Zulehner: „Kirchennarzissmus ist Krankheitszeichen“

Als Krankheitszeichen für „neurotischen Kirchennarzissmus“ hat der Wiener Religionssoziologe und Pastoraltheologe Paul M. Zulehner die „aktuelle Selbstbeschäftigung der Kirche“ bezeichnet.

Die Kirche, die nur Instrument für den Gottesbezug sei, „wird gesunden, wenn sie lernt, wieder von sich abzusehen“, sagte Zulehner am Montag dem deutschen evangelischen Pressedienst. Die Zeit der „Volkskirche“, bei der die konfessionelle Zugehörigkeit mit der Ausrichtung des Landesherrn vorgegeben war, sei endgültig vorbei.
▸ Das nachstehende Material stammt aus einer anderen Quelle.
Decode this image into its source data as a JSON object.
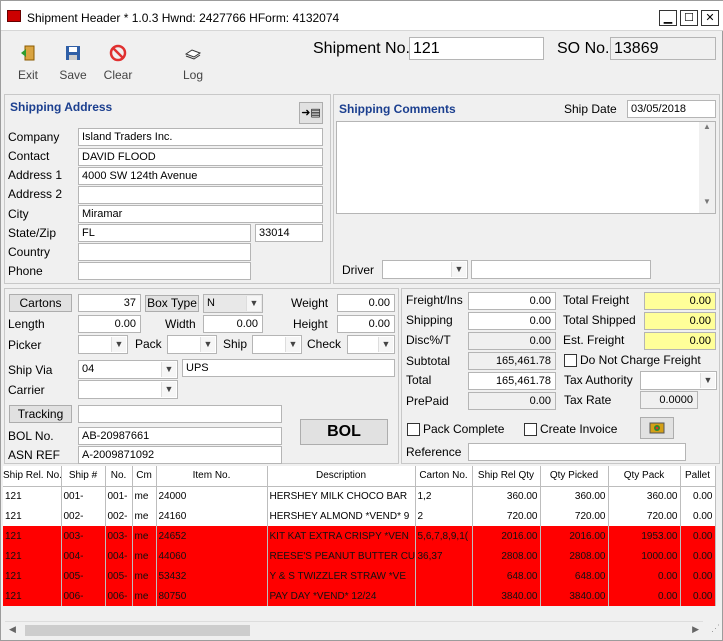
{
  "window": {
    "title": "Shipment Header * 1.0.3 Hwnd: 2427766  HForm: 4132074",
    "buttons": {
      "minimize": "▁",
      "maximize": "☐",
      "close": "✕"
    }
  },
  "toolbar": {
    "exit_label": "Exit",
    "save_label": "Save",
    "clear_label": "Clear",
    "log_label": "Log"
  },
  "header": {
    "shipment_no_label": "Shipment No.",
    "shipment_no": "121",
    "so_no_label": "SO No.",
    "so_no": "13869"
  },
  "shipping_address": {
    "title": "Shipping Address",
    "company_label": "Company",
    "company": "Island Traders Inc.",
    "contact_label": "Contact",
    "contact": "DAVID FLOOD",
    "address1_label": "Address 1",
    "address1": "4000 SW 124th Avenue",
    "address2_label": "Address 2",
    "address2": "",
    "city_label": "City",
    "city": "Miramar",
    "statezip_label": "State/Zip",
    "state": "FL",
    "zip": "33014",
    "country_label": "Country",
    "country": "",
    "phone_label": "Phone",
    "phone": ""
  },
  "shipping_comments": {
    "title": "Shipping Comments",
    "ship_date_label": "Ship Date",
    "ship_date": "03/05/2018",
    "driver_label": "Driver"
  },
  "package": {
    "cartons_label": "Cartons",
    "cartons": "37",
    "box_type_label": "Box Type",
    "box_type": "N",
    "weight_label": "Weight",
    "weight": "0.00",
    "length_label": "Length",
    "length": "0.00",
    "width_label": "Width",
    "width": "0.00",
    "height_label": "Height",
    "height": "0.00",
    "picker_label": "Picker",
    "pack_label": "Pack",
    "ship_label": "Ship",
    "check_label": "Check",
    "ship_via_label": "Ship Via",
    "ship_via": "04",
    "ship_via_desc": "UPS",
    "carrier_label": "Carrier",
    "tracking_label": "Tracking",
    "bol_no_label": "BOL No.",
    "bol_no": "AB-20987661",
    "asn_ref_label": "ASN REF",
    "asn_ref": "A-2009871092",
    "bol_button": "BOL"
  },
  "freight": {
    "freight_ins_label": "Freight/Ins",
    "freight_ins": "0.00",
    "shipping_label": "Shipping",
    "shipping": "0.00",
    "disc_label": "Disc%/T",
    "disc": "0.00",
    "subtotal_label": "Subtotal",
    "subtotal": "165,461.78",
    "total_label": "Total",
    "total": "165,461.78",
    "prepaid_label": "PrePaid",
    "prepaid": "0.00",
    "total_freight_label": "Total Freight",
    "total_freight": "0.00",
    "total_shipped_label": "Total Shipped",
    "total_shipped": "0.00",
    "est_freight_label": "Est. Freight",
    "est_freight": "0.00",
    "no_charge_label": "Do Not Charge Freight",
    "tax_authority_label": "Tax Authority",
    "tax_rate_label": "Tax Rate",
    "tax_rate": "0.0000",
    "pack_complete_label": "Pack Complete",
    "create_invoice_label": "Create Invoice",
    "reference_label": "Reference"
  },
  "grid": {
    "columns": [
      "Ship Rel. No.",
      "Ship #",
      "No.",
      "Cm",
      "Item No.",
      "Description",
      "Carton No.",
      "Ship Rel Qty",
      "Qty Picked",
      "Qty Pack",
      "Pallet"
    ],
    "rows": [
      {
        "style": "white",
        "cells": [
          "121",
          "001-",
          "001-",
          "me",
          "24000",
          "HERSHEY MILK CHOCO BAR",
          "1,2",
          "360.00",
          "360.00",
          "360.00",
          "0.00"
        ]
      },
      {
        "style": "white",
        "cells": [
          "121",
          "002-",
          "002-",
          "me",
          "24160",
          "HERSHEY ALMOND *VEND* 9",
          "2",
          "720.00",
          "720.00",
          "720.00",
          "0.00"
        ]
      },
      {
        "style": "red",
        "cells": [
          "121",
          "003-",
          "003-",
          "me",
          "24652",
          "KIT KAT EXTRA CRISPY *VEN",
          "5,6,7,8,9,1(",
          "2016.00",
          "2016.00",
          "1953.00",
          "0.00"
        ]
      },
      {
        "style": "red",
        "cells": [
          "121",
          "004-",
          "004-",
          "me",
          "44060",
          "REESE'S PEANUT BUTTER CU",
          "36,37",
          "2808.00",
          "2808.00",
          "1000.00",
          "0.00"
        ]
      },
      {
        "style": "red",
        "cells": [
          "121",
          "005-",
          "005-",
          "me",
          "53432",
          "Y & S TWIZZLER STRAW  *VE",
          "",
          "648.00",
          "648.00",
          "0.00",
          "0.00"
        ]
      },
      {
        "style": "red",
        "cells": [
          "121",
          "006-",
          "006-",
          "me",
          "80750",
          "PAY DAY *VEND* 12/24",
          "",
          "3840.00",
          "3840.00",
          "0.00",
          "0.00"
        ]
      }
    ]
  },
  "colors": {
    "red_row": "#ff0000",
    "yellow_field": "#ffff99",
    "section_title": "#1b3f8f"
  }
}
Deshalb dürfe man angesichts der Wahlfreiheit bei Kirchenaustritten „nicht mehr von 100 herunter, sondern von null hinauf“ denken.

Paul M. Zulehner

Kathbild/Franz Josef Rupprecht

Paul Zulehner

Die Kirche müsse nun zur „Jesus-Bewegung“ werden, die nicht durch „bürokratische Strukturreformen“, sondern durch Visionen erreicht werde. „Wir brauchen zuerst den Wein und dann den Schlauch“, so Zulehner, der das derzeitige Bemühen um strukturelle Veränderungen als verkehrten Weg kritisierte. Der Zukunft gehöre nicht der „Expertenkirche“, sondern den Laien. Nicht die Pfarrer, sondern „die Mitglieder selbst müssen schauen, dass sie sich vermehren“.
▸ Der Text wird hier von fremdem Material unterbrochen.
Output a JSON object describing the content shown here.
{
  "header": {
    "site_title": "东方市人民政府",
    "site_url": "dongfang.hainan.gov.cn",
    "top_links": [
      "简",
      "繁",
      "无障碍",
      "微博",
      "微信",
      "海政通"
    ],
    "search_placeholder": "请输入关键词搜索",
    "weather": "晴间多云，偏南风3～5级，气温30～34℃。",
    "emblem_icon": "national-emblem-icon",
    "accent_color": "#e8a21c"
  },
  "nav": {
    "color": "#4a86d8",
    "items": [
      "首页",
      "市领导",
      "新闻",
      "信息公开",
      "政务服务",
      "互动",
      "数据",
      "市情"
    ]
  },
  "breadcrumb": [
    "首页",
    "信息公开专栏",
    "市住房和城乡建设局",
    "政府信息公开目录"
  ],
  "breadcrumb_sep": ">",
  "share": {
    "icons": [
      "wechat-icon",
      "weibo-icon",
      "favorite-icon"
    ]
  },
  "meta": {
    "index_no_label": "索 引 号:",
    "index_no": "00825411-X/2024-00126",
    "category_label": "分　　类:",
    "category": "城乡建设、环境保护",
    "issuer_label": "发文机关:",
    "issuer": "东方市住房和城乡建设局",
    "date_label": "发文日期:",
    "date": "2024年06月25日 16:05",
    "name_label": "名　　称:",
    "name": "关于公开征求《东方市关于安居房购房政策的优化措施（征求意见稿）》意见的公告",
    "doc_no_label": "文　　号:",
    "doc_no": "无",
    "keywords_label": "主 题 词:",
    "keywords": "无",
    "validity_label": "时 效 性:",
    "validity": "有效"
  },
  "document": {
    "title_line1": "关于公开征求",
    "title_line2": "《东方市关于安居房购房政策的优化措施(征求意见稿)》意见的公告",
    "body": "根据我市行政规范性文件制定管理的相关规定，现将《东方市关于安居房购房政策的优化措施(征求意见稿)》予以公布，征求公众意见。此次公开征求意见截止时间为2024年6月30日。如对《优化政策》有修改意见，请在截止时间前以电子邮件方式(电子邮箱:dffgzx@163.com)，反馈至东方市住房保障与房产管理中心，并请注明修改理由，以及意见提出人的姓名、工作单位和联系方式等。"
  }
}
Vision einer „Jesus-Bewegung“

Die Vision hin zu einer „Jesus-Bewegung“ - Zulehner ersetzte den Begriff „Kirche“, da dieser „beschädigt“ sei, „besonders bei Jugendlichen“ - beruhe auf zwei Grundsäulen: Zum einen sei dies die soziale und lebenspraktische Dimension der Nachfolge Jesu, so dass die Jesusbewegung zu einem „Heil-Land“ inmitten der Welt werden solle: „Wer in Gott eintaucht, taucht bei den Armen wieder auf“, brachte der Pastoraltheologe das Leitmotiv auf den Punkt.

Zum anderen beruhe die Vision einer kirchlichen Erneuerung auf dem „radikalen Vertrauen in das zuvorkommende Erbarmen Gottes“, wodurch nicht der Tod, sondern die Liebe als letztes Wort zugelassen werde. Dort, wo der Mensch Angst um sich selbst habe, was letztlich Angst vor dem Tod sei, greife er zu Strategien der Gewalt, Gier und Lüge. „Er versucht krampfhaft, sich selbst zu behaupten, weil er nicht mehr vertrauen kann. Liebe heißt immer, sich preisgeben können. Die Angst ist daher der eigentliche Feind der Liebe“, so der bekannte Theologe.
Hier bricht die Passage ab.